Il partit en courant. Sa sœur referma sa blouse, l’air sombre. Capistrano et moi avons commencé à nous éloigner. La fille nous suivit en nous disant de rester mais, au bout de vingt mètres, elle laissa tomber. Nous fûmes de retour au bâtiment du Service Temporel une heure plus tard, par le bac.

Après le petit déjeuner, nous nous sommes habillés : de longues tuniques de soie, des sandales romaines, des manteaux élégants. Capistrano me tendit solennellement mon chrono. Son usage m’était maintenant bien familier. Je le glissai contre ma peau et sentis déferler en moi une vague d’énergie, sachant que j’étais désormais libre de me transporter dans n’importe quelle époque, et ne devais rien à personne tant que je gardais à l’esprit qu’il fallait préserver le caractère sacré du temps actuel. Capistrano me fit un clin d’œil.

— On remonte la ligne, dit-il.

— On remonte la ligne, répondis-je.

Nous descendîmes à la rencontre de nos huit touristes.

20.

Le point de départ pour le voyage à Byzance est presque toujours le même : la place qui se trouve devant Sainte-Sophie. Tous les dix, nous sentant un peu empotés dans nos robes, nous y fûmes amenés en bus, pour y arriver vers dix heures du matin. D’autres touristes plus conventionnels, qui étaient surtout là pour voir Istanbul, allaient en groupes ici et là entre la grande cathédrale et la proche mosquée du sultan Ahmet. Capistrano et moi nous sommes assurés que chacun avait son chrono en place et que les règles du voyage temporel avaient été bien enfoncées dans les crânes.

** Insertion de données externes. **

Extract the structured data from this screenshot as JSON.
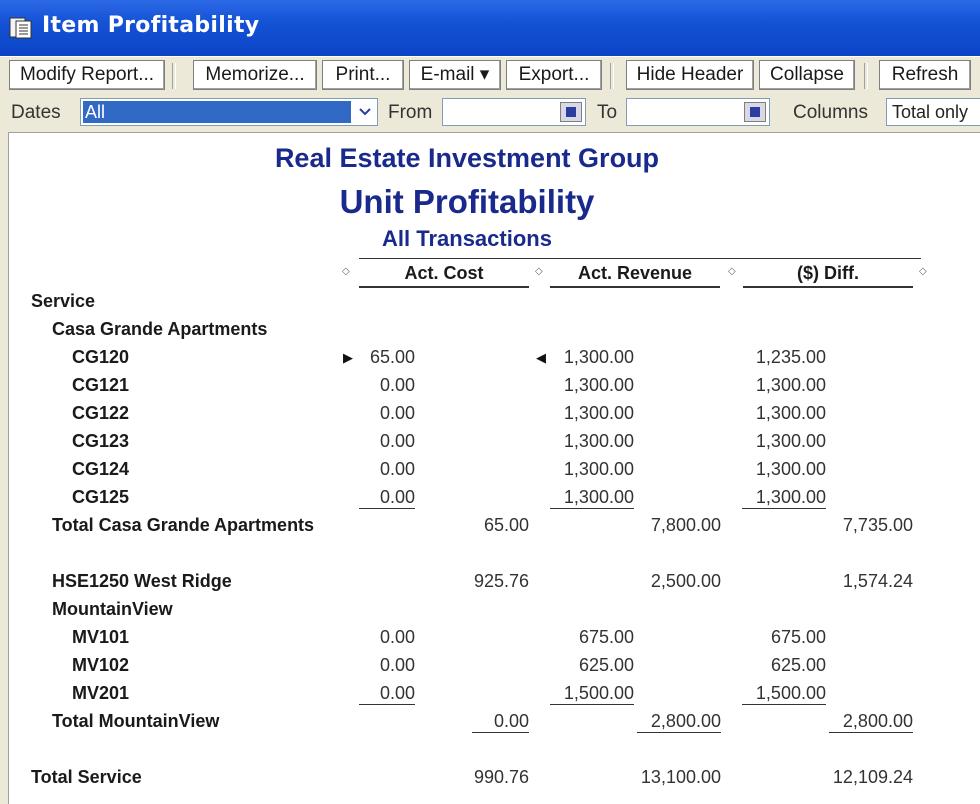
{
  "window": {
    "title": "Item Profitability"
  },
  "toolbar": {
    "modify": "Modify Report...",
    "memorize": "Memorize...",
    "print": "Print...",
    "email": "E-mail ▾",
    "export": "Export...",
    "hide_header": "Hide Header",
    "collapse": "Collapse",
    "refresh": "Refresh"
  },
  "filters": {
    "dates_label": "Dates",
    "dates_value": "All",
    "from_label": "From",
    "from_value": "",
    "to_label": "To",
    "to_value": "",
    "columns_label": "Columns",
    "columns_value": "Total only"
  },
  "report": {
    "company": "Real Estate Investment Group",
    "title": "Unit Profitability",
    "subtitle": "All Transactions",
    "columns": [
      "Act. Cost",
      "Act. Revenue",
      "($) Diff."
    ],
    "sections": {
      "service": "Service",
      "casa": "Casa Grande Apartments",
      "casa_total": "Total Casa Grande Apartments",
      "hse": "HSE1250 West Ridge",
      "mountain": "MountainView",
      "mountain_total": "Total MountainView",
      "service_total": "Total Service"
    },
    "casa_rows": [
      {
        "name": "CG120",
        "cost": "65.00",
        "revenue": "1,300.00",
        "diff": "1,235.00"
      },
      {
        "name": "CG121",
        "cost": "0.00",
        "revenue": "1,300.00",
        "diff": "1,300.00"
      },
      {
        "name": "CG122",
        "cost": "0.00",
        "revenue": "1,300.00",
        "diff": "1,300.00"
      },
      {
        "name": "CG123",
        "cost": "0.00",
        "revenue": "1,300.00",
        "diff": "1,300.00"
      },
      {
        "name": "CG124",
        "cost": "0.00",
        "revenue": "1,300.00",
        "diff": "1,300.00"
      },
      {
        "name": "CG125",
        "cost": "0.00",
        "revenue": "1,300.00",
        "diff": "1,300.00"
      }
    ],
    "casa_totals": {
      "cost": "65.00",
      "revenue": "7,800.00",
      "diff": "7,735.00"
    },
    "hse_totals": {
      "cost": "925.76",
      "revenue": "2,500.00",
      "diff": "1,574.24"
    },
    "mountain_rows": [
      {
        "name": "MV101",
        "cost": "0.00",
        "revenue": "675.00",
        "diff": "675.00"
      },
      {
        "name": "MV102",
        "cost": "0.00",
        "revenue": "625.00",
        "diff": "625.00"
      },
      {
        "name": "MV201",
        "cost": "0.00",
        "revenue": "1,500.00",
        "diff": "1,500.00"
      }
    ],
    "mountain_totals": {
      "cost": "0.00",
      "revenue": "2,800.00",
      "diff": "2,800.00"
    },
    "service_totals": {
      "cost": "990.76",
      "revenue": "13,100.00",
      "diff": "12,109.24"
    }
  }
}
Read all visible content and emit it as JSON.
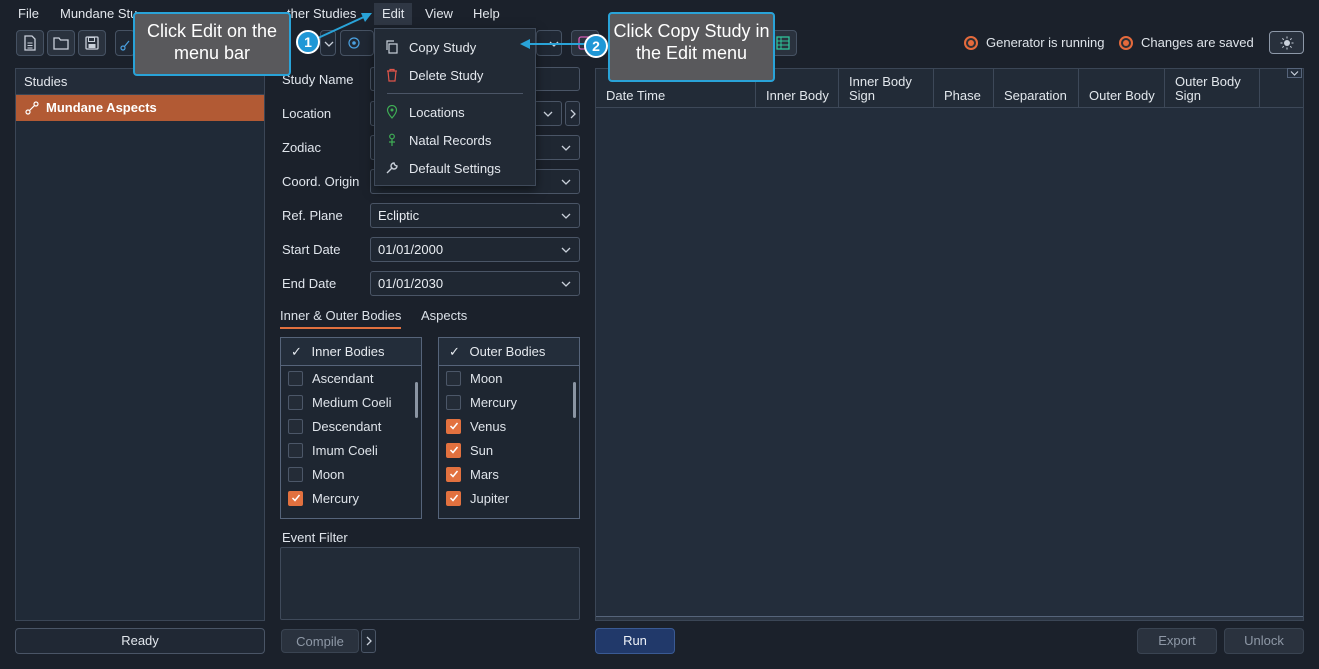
{
  "menubar": {
    "file": "File",
    "mundane": "Mundane Stu",
    "other": "ther Studies",
    "edit": "Edit",
    "view": "View",
    "help": "Help"
  },
  "status": {
    "generator": "Generator is running",
    "saved": "Changes are saved"
  },
  "studies": {
    "header": "Studies",
    "items": [
      "Mundane Aspects"
    ]
  },
  "form": {
    "study_name": "Study Name",
    "location": "Location",
    "zodiac": "Zodiac",
    "coord_origin": "Coord. Origin",
    "ref_plane": "Ref. Plane",
    "ref_plane_value": "Ecliptic",
    "start_date": "Start Date",
    "start_date_value": "01/01/2000",
    "end_date": "End Date",
    "end_date_value": "01/01/2030"
  },
  "tabs": {
    "bodies": "Inner & Outer Bodies",
    "aspects": "Aspects"
  },
  "inner": {
    "header": "Inner Bodies",
    "rows": [
      {
        "label": "Ascendant",
        "checked": false
      },
      {
        "label": "Medium Coeli",
        "checked": false
      },
      {
        "label": "Descendant",
        "checked": false
      },
      {
        "label": "Imum Coeli",
        "checked": false
      },
      {
        "label": "Moon",
        "checked": false
      },
      {
        "label": "Mercury",
        "checked": true
      }
    ]
  },
  "outer": {
    "header": "Outer Bodies",
    "rows": [
      {
        "label": "Moon",
        "checked": false
      },
      {
        "label": "Mercury",
        "checked": false
      },
      {
        "label": "Venus",
        "checked": true
      },
      {
        "label": "Sun",
        "checked": true
      },
      {
        "label": "Mars",
        "checked": true
      },
      {
        "label": "Jupiter",
        "checked": true
      }
    ]
  },
  "event_filter": "Event Filter",
  "buttons": {
    "ready": "Ready",
    "compile": "Compile",
    "run": "Run",
    "export": "Export",
    "unlock": "Unlock"
  },
  "table": {
    "cols": [
      "Date Time",
      "Inner Body",
      "Inner Body Sign",
      "Phase",
      "Separation",
      "Outer Body",
      "Outer Body Sign"
    ]
  },
  "dropdown": {
    "copy": "Copy Study",
    "delete": "Delete Study",
    "locations": "Locations",
    "natal": "Natal Records",
    "defaults": "Default Settings"
  },
  "callouts": {
    "c1": "Click Edit on the menu bar",
    "c2": "Click Copy Study in the Edit menu",
    "n1": "1",
    "n2": "2"
  },
  "colors": {
    "accent": "#e2713f",
    "callout_border": "#29a3d8",
    "selected_study": "#b25a34"
  }
}
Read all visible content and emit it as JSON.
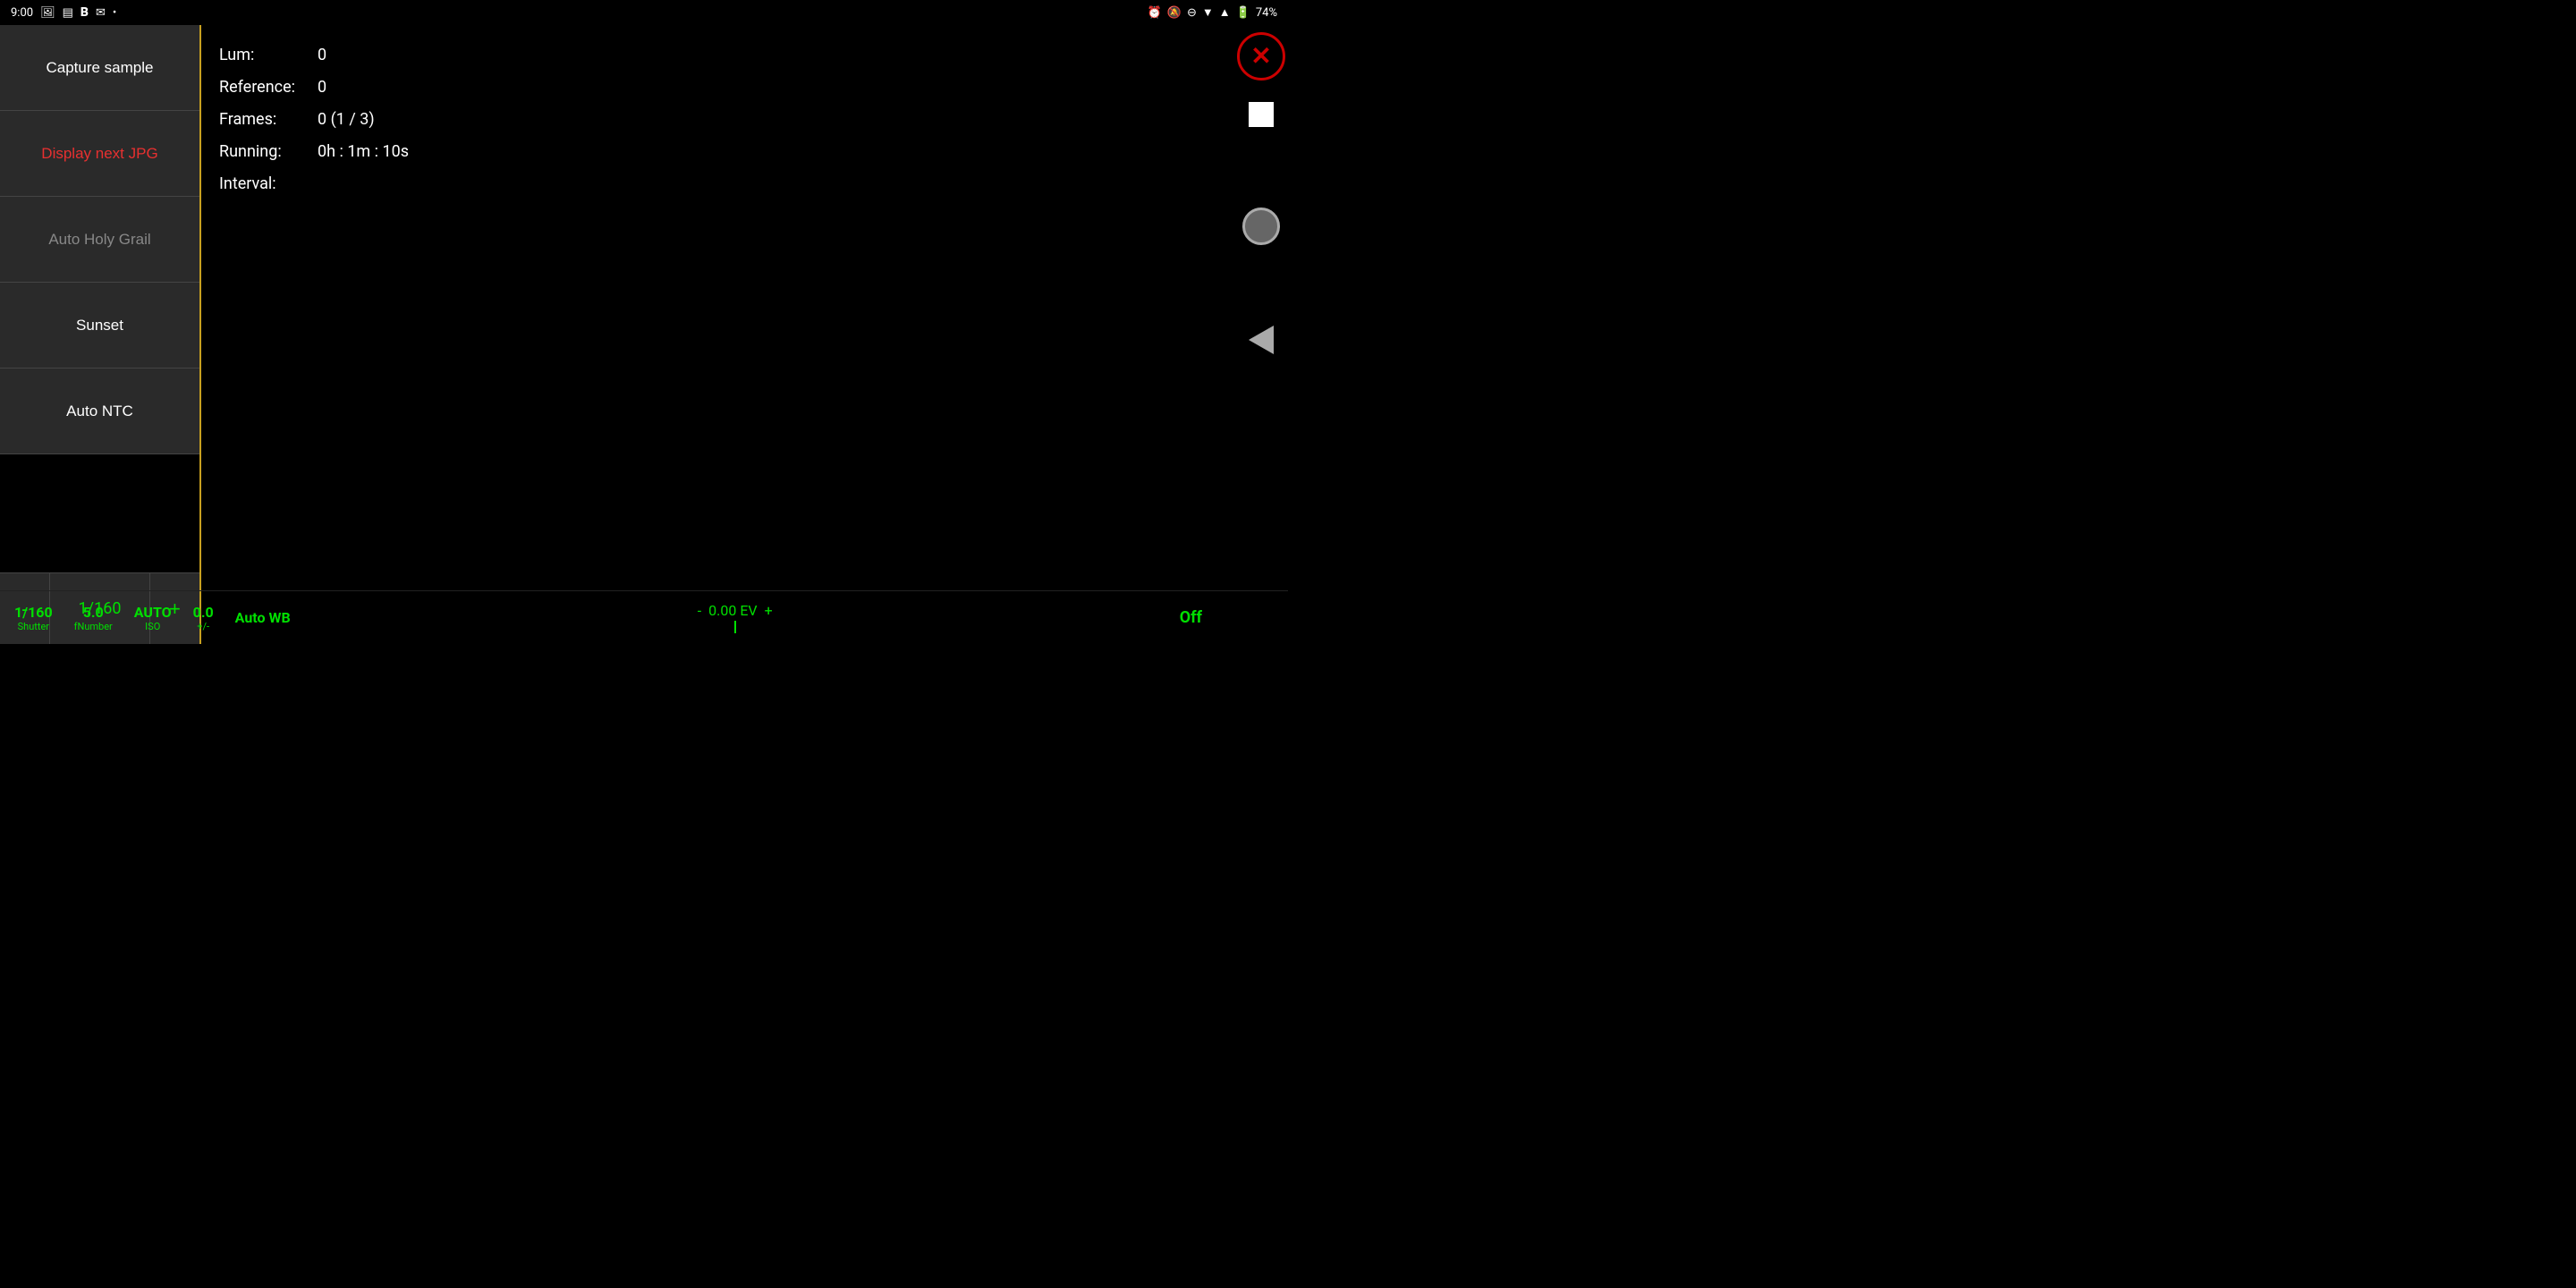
{
  "statusBar": {
    "time": "9:00",
    "battery": "74%",
    "icons": [
      "photo",
      "list",
      "bold",
      "mail",
      "dot",
      "alarm",
      "bell-off",
      "minus-circle",
      "wifi",
      "signal",
      "battery"
    ]
  },
  "leftPanel": {
    "buttons": [
      {
        "id": "capture-sample",
        "label": "Capture sample",
        "style": "normal"
      },
      {
        "id": "display-next-jpg",
        "label": "Display next JPG",
        "style": "red"
      },
      {
        "id": "auto-holy-grail",
        "label": "Auto Holy Grail",
        "style": "dim"
      },
      {
        "id": "sunset",
        "label": "Sunset",
        "style": "normal"
      },
      {
        "id": "auto-ntc",
        "label": "Auto NTC",
        "style": "normal"
      }
    ],
    "shutterRow": {
      "minus": "-",
      "value": "1/160",
      "plus": "+"
    }
  },
  "infoPanel": {
    "rows": [
      {
        "label": "Lum:",
        "value": "0"
      },
      {
        "label": "Reference:",
        "value": "0"
      },
      {
        "label": "Frames:",
        "value": "0 (1 / 3)"
      },
      {
        "label": "Running:",
        "value": "0h : 1m : 10s"
      },
      {
        "label": "Interval:",
        "value": ""
      }
    ]
  },
  "bottomBar": {
    "shutter": {
      "value": "1/160",
      "label": "Shutter"
    },
    "fnumber": {
      "value": "5.0",
      "label": "fNumber"
    },
    "iso": {
      "value": "AUTO",
      "label": "ISO"
    },
    "plusMinus": {
      "value": "0.0",
      "label": "+/-"
    },
    "autoWB": "Auto WB",
    "ev": {
      "minus": "-",
      "value": "0.00 EV",
      "plus": "+"
    },
    "off": "Off"
  }
}
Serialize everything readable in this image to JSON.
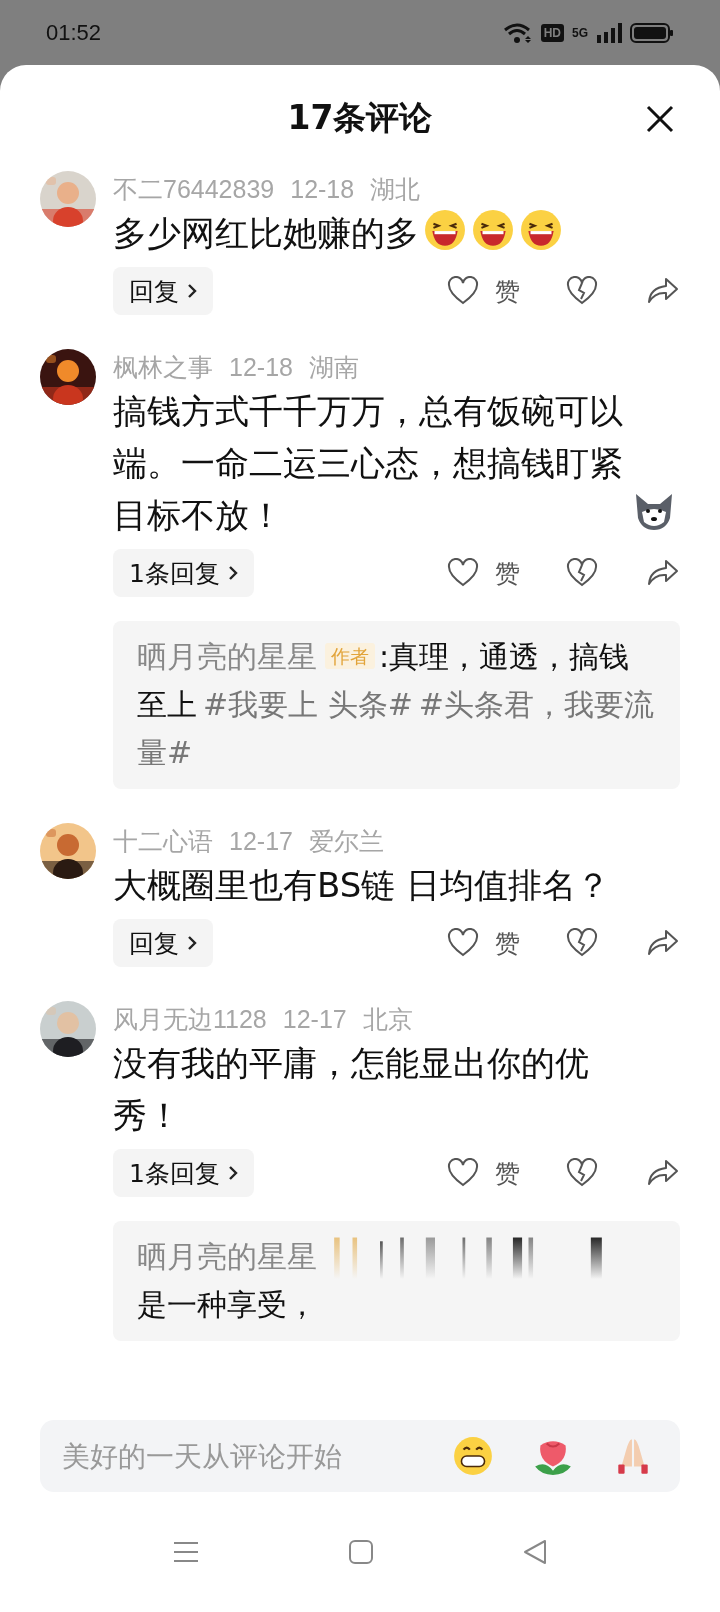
{
  "status_bar": {
    "time": "01:52",
    "badges": [
      "HD",
      "5G"
    ]
  },
  "header": {
    "title": "17条评论"
  },
  "comments": [
    {
      "user": "不二76442839",
      "date": "12-18",
      "location": "湖北",
      "text": "多少网红比她赚的多",
      "emojis": [
        {
          "kind": "laugh"
        },
        {
          "kind": "laugh"
        },
        {
          "kind": "laugh"
        }
      ],
      "reply_button": "回复",
      "like_label": "赞"
    },
    {
      "user": "枫林之事",
      "date": "12-18",
      "location": "湖南",
      "text": "搞钱方式千千万万，总有饭碗可以端。一命二运三心态，想搞钱盯紧目标不放！",
      "emojis": [
        {
          "kind": "husky"
        }
      ],
      "reply_button": "1条回复",
      "like_label": "赞",
      "replies": [
        {
          "author": "晒月亮的星星",
          "badge": "作者",
          "obscured": false,
          "segments": [
            {
              "kind": "text",
              "text": ":真理，通透，搞钱至上"
            },
            {
              "kind": "tag",
              "text": "#我要上 头条#"
            },
            {
              "kind": "tag",
              "text": "#头条君，我要流量#"
            }
          ]
        }
      ]
    },
    {
      "user": "十二心语",
      "date": "12-17",
      "location": "爱尔兰",
      "text": "大概圈里也有BS链 日均值排名？",
      "reply_button": "回复",
      "like_label": "赞"
    },
    {
      "user": "风月无边1128",
      "date": "12-17",
      "location": "北京",
      "text": "没有我的平庸，怎能显出你的优秀！",
      "reply_button": "1条回复",
      "like_label": "赞",
      "replies": [
        {
          "author": "晒月亮的星星",
          "obscured": true,
          "segments": [
            {
              "kind": "text",
              "text": "是一种享受，"
            }
          ]
        }
      ]
    }
  ],
  "input": {
    "placeholder": "美好的一天从评论开始",
    "emojis": [
      {
        "kind": "grin"
      },
      {
        "kind": "rose"
      },
      {
        "kind": "pray"
      }
    ]
  }
}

Notre groupe comprenait deux hommes de Londres, plutôt jeunes, deux virginales enseignantes allemandes, et deux couples américains mariés et plus âgés. Chacun avait reçu un cours hypnotique de grec byzantin, et pourrait le parler aussi couramment que sa langue natale durant les soixante prochains jours, mais Capistrano et moi dûmes rappeler aux Américains et à l’une des filles allemandes qu’il fallait employer cette langue.

Nous avons sauté.

J’ai ressenti la désorientation momentanée qui survient toujours quand on remonte la ligne. Mais je me suis vite repris, pour m’apercevoir que j’avais quitté Istanbul et que j’avais atteint Constantinople.

Et Constantinople ne m’a pas laissé tomber.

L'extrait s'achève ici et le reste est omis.